I do not text on a regular basis – I sort of use it as a "homing beacon" if I am meeting someone … "I am by the damn ferris wheel, where the hell are you!" Or, more importantly "Hey, Biff – Tee Off at 1:40 tomorrow … you in?"
Like it says in the article "Texting is intrusive." Well, if texting is intrusive, email is irrelevant.
Can't wait for the mobilization of the text marketing world by the marcom brainiacs. Rogers, my carrier, occasionally blasts something to me. Everytime they do that I lose a wee bit of respect for them. I think of it like customer service tourettes. Really tarnishes the brand. But they really can't help themselves. Can't wait till this is done in the same frequency and volume as my inbox was experiencing with e-mails boasting some new thing-a-ma-jig – hundreds of times a day!

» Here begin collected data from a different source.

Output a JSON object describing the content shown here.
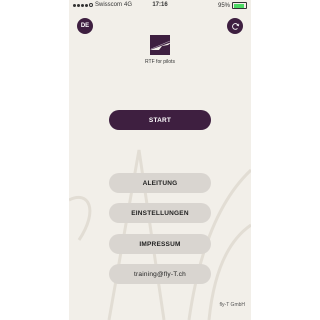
{
  "status_bar": {
    "carrier": "Swisscom",
    "network": "4G",
    "time": "17:16",
    "battery": "95%",
    "battery_level": 0.95
  },
  "header": {
    "language_button": "DE",
    "sync_icon": "refresh-icon"
  },
  "brand": {
    "logo_icon": "plane-logo-icon",
    "name": "RTF for pilots"
  },
  "menu": {
    "start": "START",
    "items": [
      "ALEITUNG",
      "EINSTELLUNGEN",
      "IMPRESSUM",
      "training@fly-T.ch"
    ]
  },
  "footer": {
    "company": "fly-T GmbH"
  },
  "colors": {
    "accent": "#3e1f40",
    "background": "#f2efe9",
    "secondary_button": "#d9d5d0"
  }
}
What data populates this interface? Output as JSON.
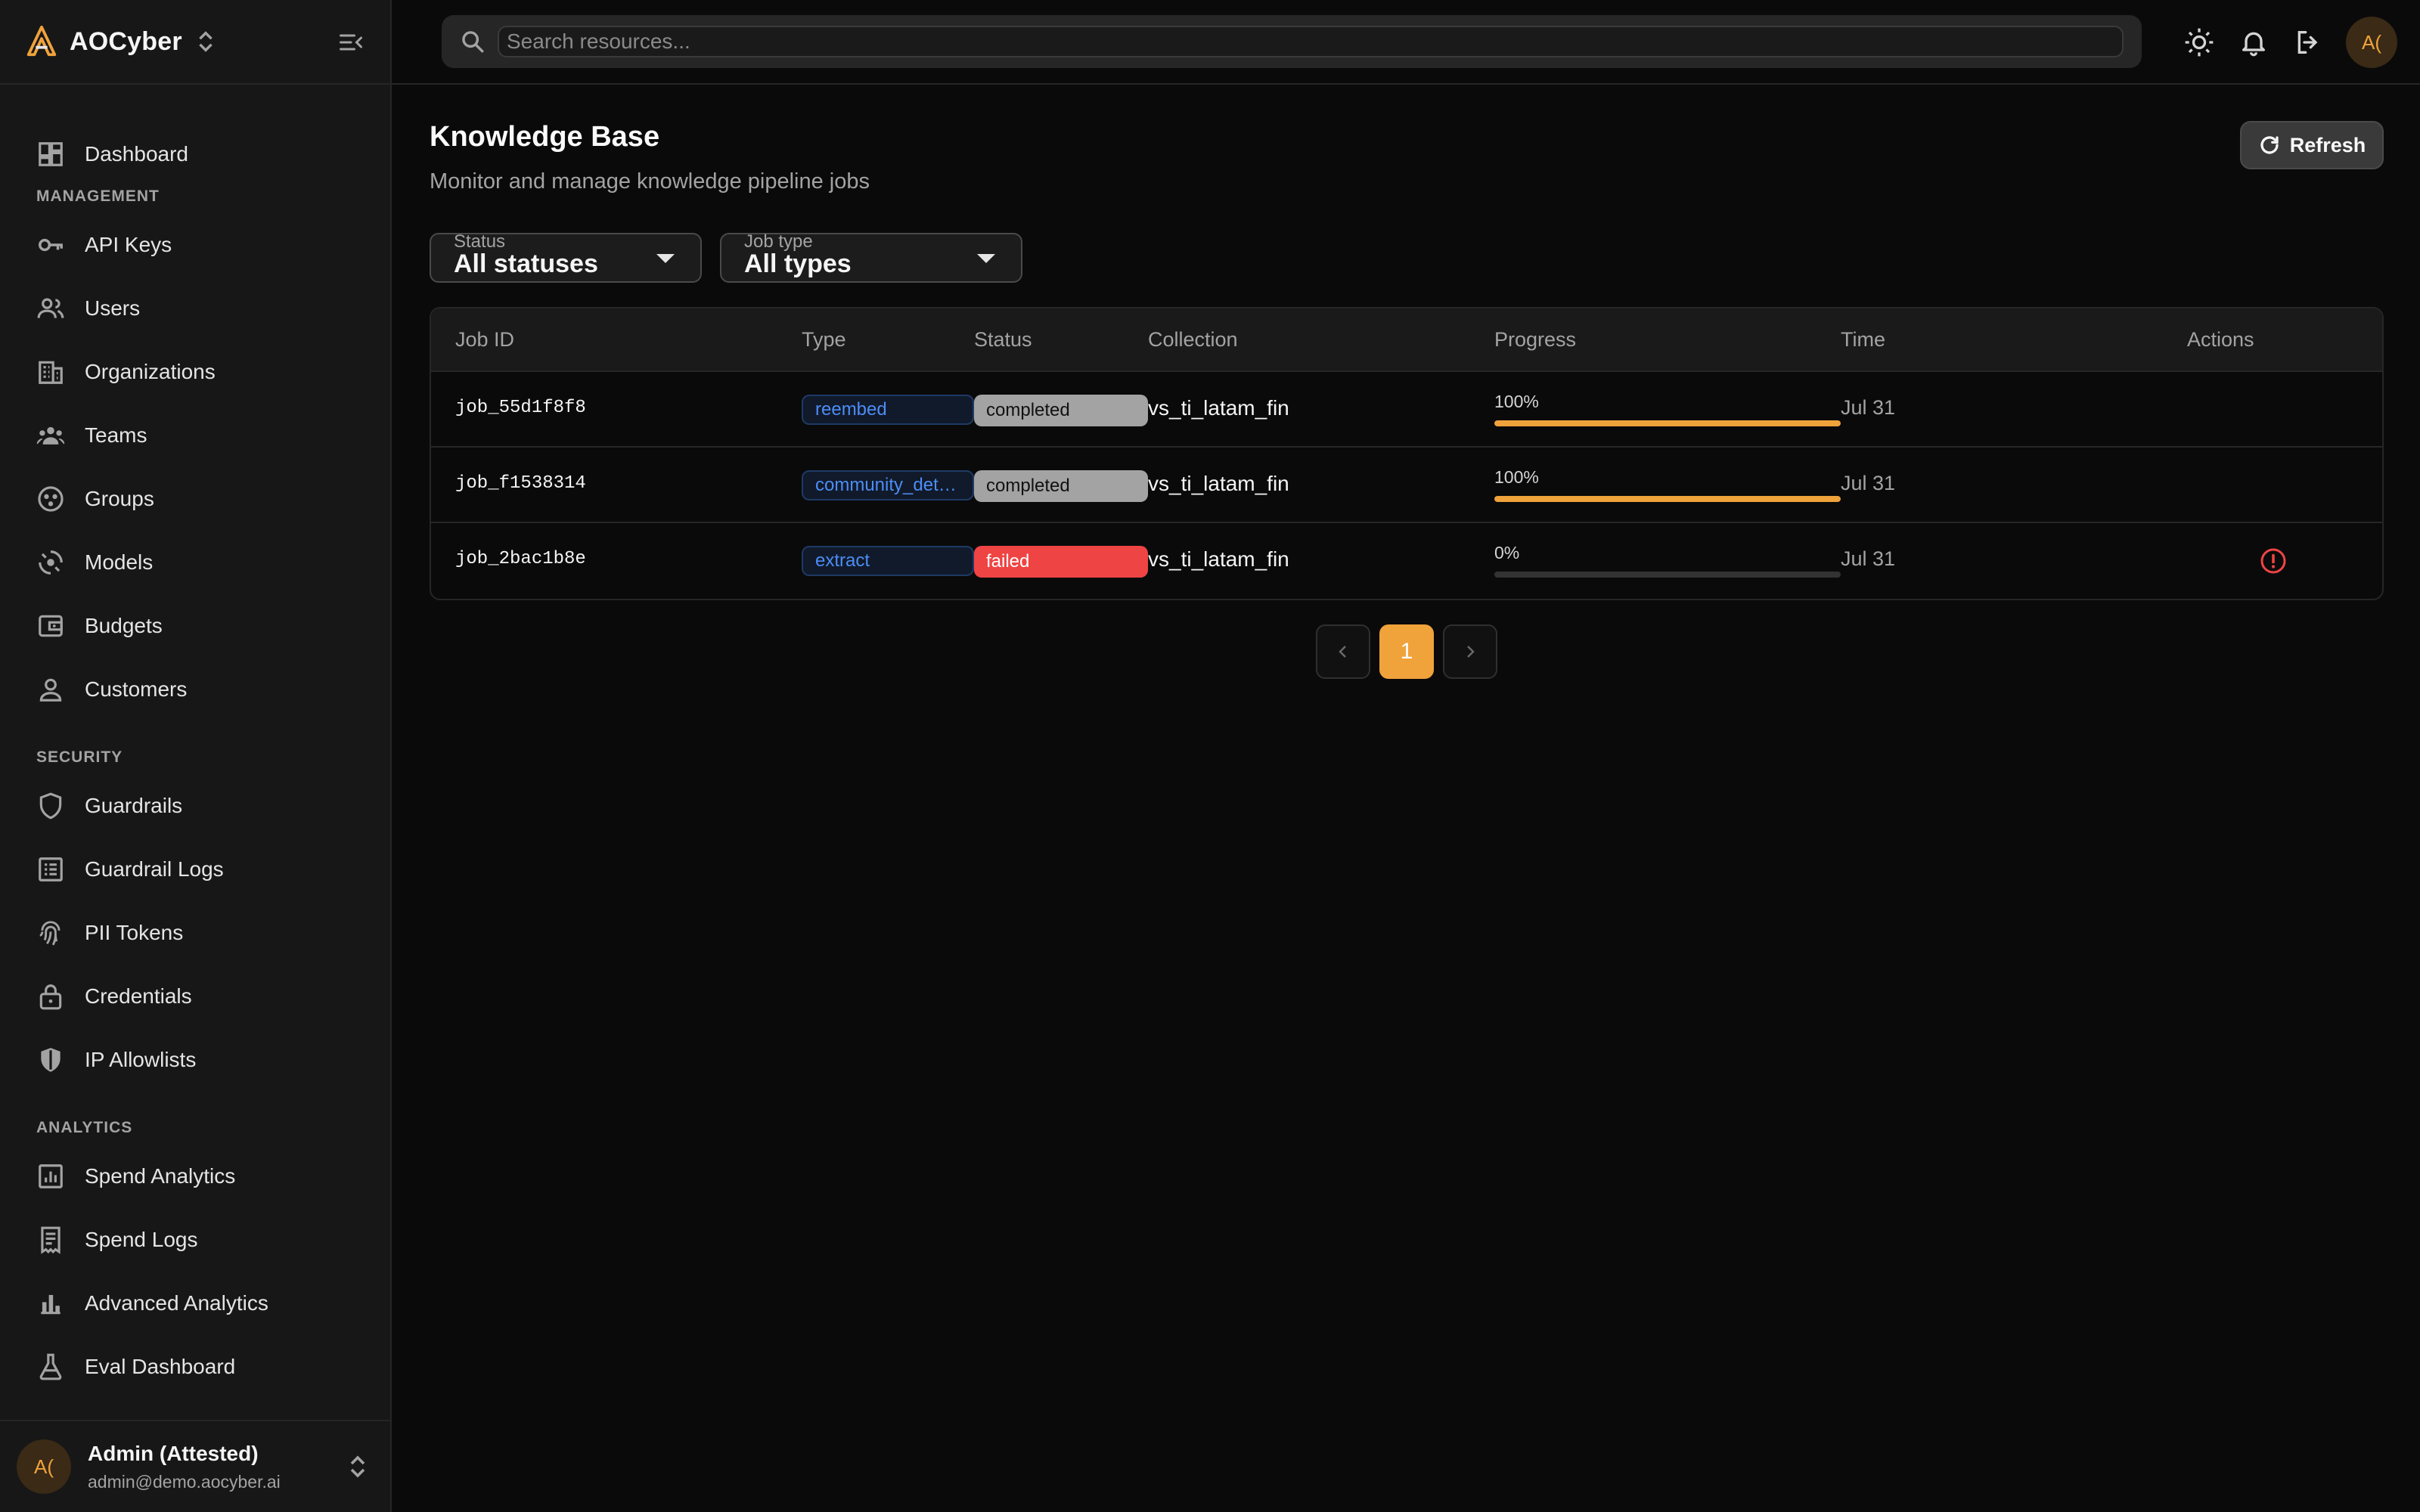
{
  "brand": {
    "name": "AOCyber"
  },
  "search": {
    "placeholder": "Search resources..."
  },
  "topbar": {
    "avatar_initials": "A("
  },
  "sidebar": {
    "dashboard": "Dashboard",
    "sections": {
      "management": "MANAGEMENT",
      "security": "SECURITY",
      "analytics": "ANALYTICS"
    },
    "items": {
      "api_keys": "API Keys",
      "users": "Users",
      "organizations": "Organizations",
      "teams": "Teams",
      "groups": "Groups",
      "models": "Models",
      "budgets": "Budgets",
      "customers": "Customers",
      "guardrails": "Guardrails",
      "guardrail_logs": "Guardrail Logs",
      "pii_tokens": "PII Tokens",
      "credentials": "Credentials",
      "ip_allowlists": "IP Allowlists",
      "spend_analytics": "Spend Analytics",
      "spend_logs": "Spend Logs",
      "advanced_analytics": "Advanced Analytics",
      "eval_dashboard": "Eval Dashboard"
    },
    "user": {
      "initials": "A(",
      "name": "Admin (Attested)",
      "email": "admin@demo.aocyber.ai"
    }
  },
  "page": {
    "title": "Knowledge Base",
    "subtitle": "Monitor and manage knowledge pipeline jobs",
    "refresh_label": "Refresh"
  },
  "filters": {
    "status": {
      "label": "Status",
      "value": "All statuses"
    },
    "job_type": {
      "label": "Job type",
      "value": "All types"
    }
  },
  "table": {
    "headers": {
      "job_id": "Job ID",
      "type": "Type",
      "status": "Status",
      "collection": "Collection",
      "progress": "Progress",
      "time": "Time",
      "actions": "Actions"
    },
    "rows": [
      {
        "job_id": "job_55d1f8f8",
        "type": "reembed",
        "status": "completed",
        "collection": "vs_ti_latam_fin",
        "progress_text": "100%",
        "progress": 1.0,
        "time": "Jul 31"
      },
      {
        "job_id": "job_f1538314",
        "type": "community_detection",
        "status": "completed",
        "collection": "vs_ti_latam_fin",
        "progress_text": "100%",
        "progress": 1.0,
        "time": "Jul 31"
      },
      {
        "job_id": "job_2bac1b8e",
        "type": "extract",
        "status": "failed",
        "collection": "vs_ti_latam_fin",
        "progress_text": "0%",
        "progress": 0.0,
        "time": "Jul 31"
      }
    ]
  },
  "pagination": {
    "current": "1"
  },
  "colors": {
    "accent": "#f0a23b",
    "failed": "#ef4444",
    "completed": "#a3a3a3",
    "type_badge": "#4c8df6"
  }
}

The millions of e-marketing attempts by the "Herb Tarlek Sales & Marketing" hoard attempting to bond, relate, engage in conversations and "SHOW ME DA LUV", mostly failed. They were just not sincere.

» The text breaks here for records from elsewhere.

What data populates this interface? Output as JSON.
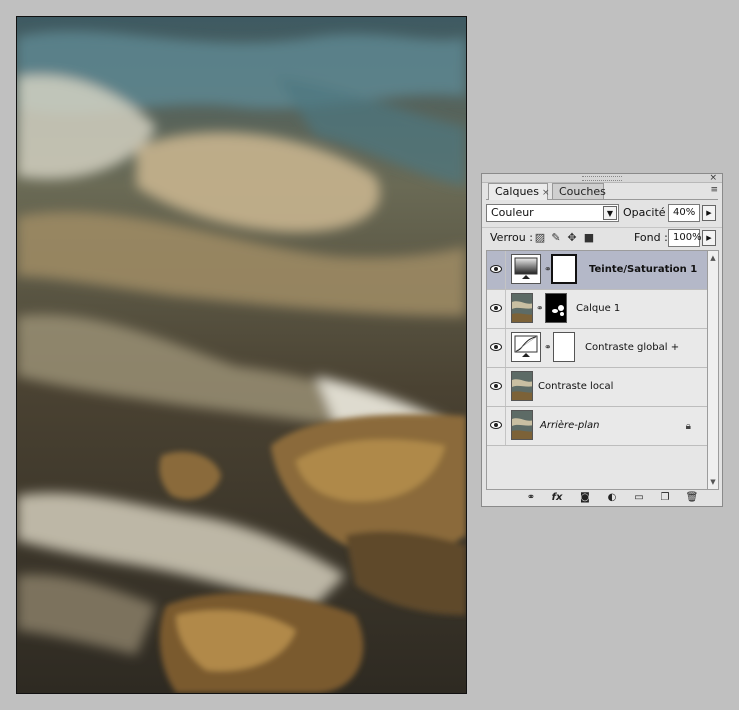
{
  "canvas": {
    "description_icon": "image-canvas"
  },
  "panel": {
    "tabs": [
      {
        "label": "Calques",
        "close": "×"
      },
      {
        "label": "Couches"
      }
    ],
    "panel_close": "×",
    "panel_menu_icon": "≡",
    "blend_mode": "Couleur",
    "opacity_label": "Opacité :",
    "opacity_value": "40%",
    "lock_label": "Verrou :",
    "fill_label": "Fond :",
    "fill_value": "100%",
    "layers": [
      {
        "name": "Teinte/Saturation 1",
        "selected": true,
        "thumb": "adjustment-hue-sat",
        "mask": "white-mask"
      },
      {
        "name": "Calque 1",
        "selected": false,
        "thumb": "photo",
        "mask": "black-mask"
      },
      {
        "name": "Contraste global +",
        "selected": false,
        "thumb": "adjustment-curves",
        "mask": "white-mask"
      },
      {
        "name": "Contraste local",
        "selected": false,
        "thumb": "photo"
      },
      {
        "name": "Arrière-plan",
        "selected": false,
        "thumb": "photo",
        "locked": true
      }
    ],
    "footer_icons": [
      "link-icon",
      "fx-icon",
      "mask-icon",
      "adjustment-icon",
      "group-folder-icon",
      "new-layer-icon",
      "trash-icon"
    ]
  }
}
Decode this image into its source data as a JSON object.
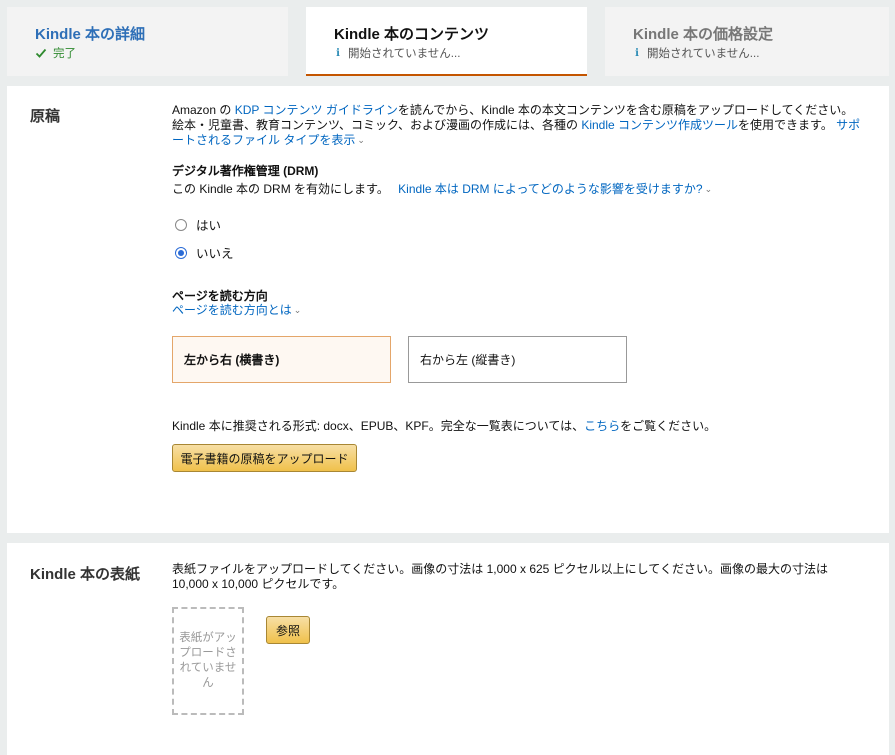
{
  "tabs": [
    {
      "title": "Kindle 本の詳細",
      "status": "完了",
      "status_icon": "check-icon"
    },
    {
      "title": "Kindle 本のコンテンツ",
      "status": "開始されていません...",
      "status_icon": "info-icon"
    },
    {
      "title": "Kindle 本の価格設定",
      "status": "開始されていません...",
      "status_icon": "info-icon"
    }
  ],
  "manuscript": {
    "title": "原稿",
    "desc": {
      "p1": "Amazon の ",
      "link1": "KDP コンテンツ ガイドライン",
      "p2": "を読んでから、Kindle 本の本文コンテンツを含む原稿をアップロードしてください。絵本・児童書、教育コンテンツ、コミック、および漫画の作成には、各種の ",
      "link2": "Kindle コンテンツ作成ツール",
      "p3": "を使用できます。",
      "link3": "サポートされるファイル タイプを表示"
    },
    "drm": {
      "heading": "デジタル著作権管理 (DRM)",
      "question": "この Kindle 本の DRM を有効にします。",
      "help_link": "Kindle 本は DRM によってどのような影響を受けますか?",
      "options": [
        {
          "label": "はい",
          "selected": false
        },
        {
          "label": "いいえ",
          "selected": true
        }
      ]
    },
    "direction": {
      "heading": "ページを読む方向",
      "help_link": "ページを読む方向とは",
      "options": [
        {
          "label": "左から右 (横書き)",
          "selected": true
        },
        {
          "label": "右から左 (縦書き)",
          "selected": false
        }
      ]
    },
    "formats": {
      "before": "Kindle 本に推奨される形式: docx、EPUB、KPF。完全な一覧表については、",
      "link": "こちら",
      "after": "をご覧ください。"
    },
    "upload_button": "電子書籍の原稿をアップロード"
  },
  "cover": {
    "title": "Kindle 本の表紙",
    "desc": "表紙ファイルをアップロードしてください。画像の寸法は 1,000 x 625 ピクセル以上にしてください。画像の最大の寸法は 10,000 x 10,000 ピクセルです。",
    "placeholder": "表紙がアップロードされていません",
    "browse_button": "参照"
  },
  "colors": {
    "link": "#0066c0",
    "active_tab_underline": "#c45500",
    "button_yellow": "#f0c14b",
    "success_green": "#2f8a2f"
  }
}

I know you thought you were being sincere, but you weren't. I know you weren't sincere cause you never listened to me.
The companies that have, or at one time, had me as a customer never went the next step. That next step being, choice & preference. My choice. My preference.
"When do you want to hear from us?"
"What products would you want more info on?"

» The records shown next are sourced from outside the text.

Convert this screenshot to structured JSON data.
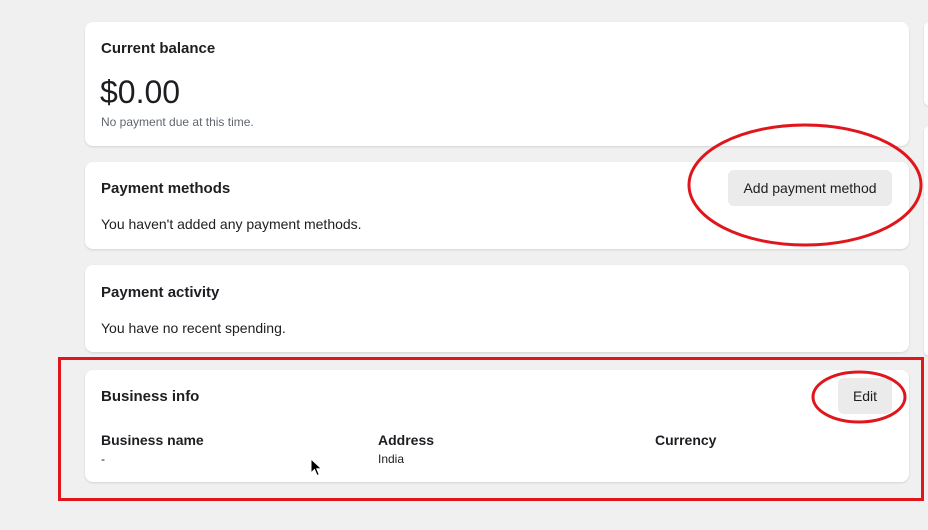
{
  "current_balance": {
    "title": "Current balance",
    "amount": "$0.00",
    "note": "No payment due at this time."
  },
  "payment_methods": {
    "title": "Payment methods",
    "button_label": "Add payment method",
    "empty_text": "You haven't added any payment methods."
  },
  "payment_activity": {
    "title": "Payment activity",
    "empty_text": "You have no recent spending."
  },
  "business_info": {
    "title": "Business info",
    "edit_label": "Edit",
    "columns": [
      {
        "label": "Business name",
        "value": "-"
      },
      {
        "label": "Address",
        "value": "India"
      },
      {
        "label": "Currency",
        "value": ""
      }
    ]
  },
  "colors": {
    "page_background": "#f0f0f0",
    "card_background": "#ffffff",
    "button_background": "#ebebeb",
    "annotation_red": "#e0161d"
  }
}
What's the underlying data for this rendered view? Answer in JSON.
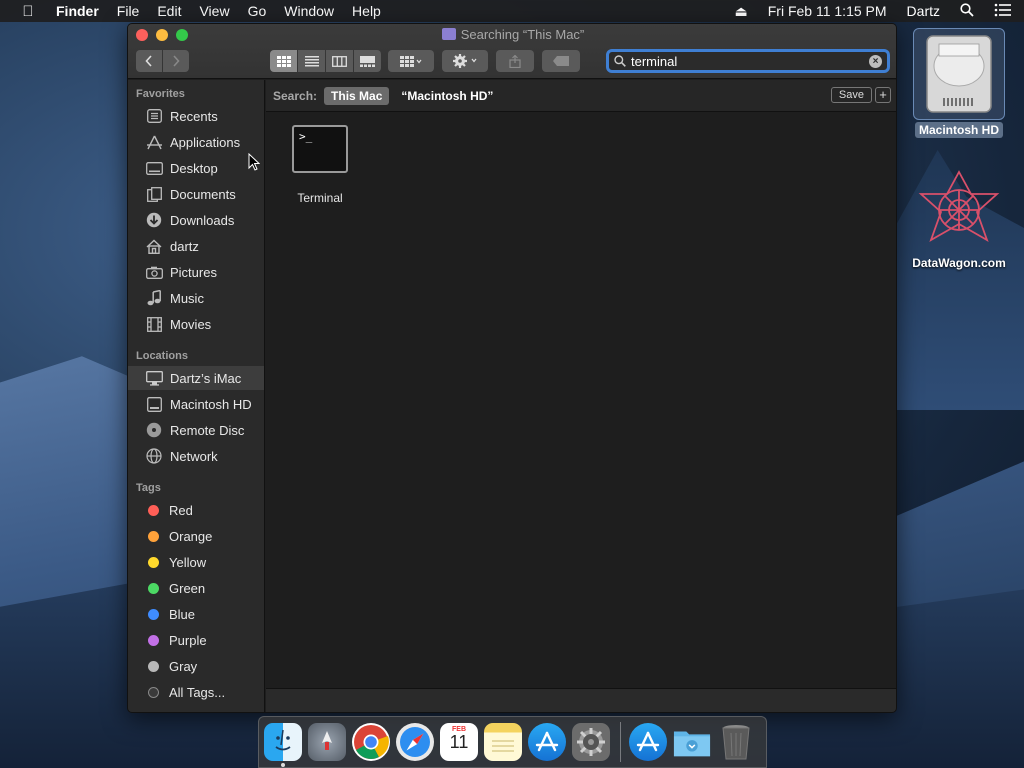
{
  "menubar": {
    "app_name": "Finder",
    "menus": [
      "File",
      "Edit",
      "View",
      "Go",
      "Window",
      "Help"
    ],
    "datetime": "Fri Feb 11  1:15 PM",
    "user": "Dartz"
  },
  "window": {
    "title": "Searching “This Mac”"
  },
  "search": {
    "value": "terminal",
    "clear_label": "×"
  },
  "sidebar": {
    "favorites_title": "Favorites",
    "favorites": [
      "Recents",
      "Applications",
      "Desktop",
      "Documents",
      "Downloads",
      "dartz",
      "Pictures",
      "Music",
      "Movies"
    ],
    "locations_title": "Locations",
    "locations": [
      "Dartz’s iMac",
      "Macintosh HD",
      "Remote Disc",
      "Network"
    ],
    "tags_title": "Tags",
    "tags": [
      {
        "name": "Red",
        "color": "#ff5f57"
      },
      {
        "name": "Orange",
        "color": "#ffa23a"
      },
      {
        "name": "Yellow",
        "color": "#ffd92c"
      },
      {
        "name": "Green",
        "color": "#4cd964"
      },
      {
        "name": "Blue",
        "color": "#3f8cff"
      },
      {
        "name": "Purple",
        "color": "#c270e6"
      },
      {
        "name": "Gray",
        "color": "#b8b8b8"
      }
    ],
    "all_tags": "All Tags..."
  },
  "scope": {
    "label": "Search:",
    "this_mac": "This Mac",
    "hd": "“Macintosh HD”",
    "save": "Save",
    "plus": "+"
  },
  "results": [
    {
      "name": "Terminal",
      "glyph": ">_"
    }
  ],
  "desktop": {
    "hd_label": "Macintosh HD",
    "datawagon_label": "DataWagon.com"
  },
  "dock": {
    "apps": [
      "Finder",
      "Launchpad",
      "Chrome",
      "Safari",
      "Calendar",
      "Notes",
      "App Store",
      "System Preferences"
    ],
    "extras": [
      "App Store Downloads",
      "Downloads Folder",
      "Trash"
    ],
    "calendar_month": "FEB",
    "calendar_day": "11"
  },
  "colors": {
    "accent": "#3f7fd3"
  }
}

"We know you bought this or that widget, here is some important special widget news!"
"How can we better help you, Mr Long-time Loyal Customer?"
These are simple questions … but I cannot think of a single company that I have given scads of money to or currenly give scads of money to, on a regular basis, that personalize their messages to me other than sometimes using my name to address me.
And it is easy. You have all my damn data. I happily give it all to you. In fact, I happily put my hand up and want to be served. In case I am being subtle – "Hey Marketing Ejit! I want to buy MORE stuff from you!" But you just don't want to sell it to me .. do ya.
Be curious to hear your thoughts.
“customer service tourettes?” Yikes. As the mother of a kid with Tourettes, this clause totally wiped out any value in your blog post.
Hey Pete
Just what are you planning to do with all that free time?
I love your “customer service tourettes” comment. They truly cannot help themselves.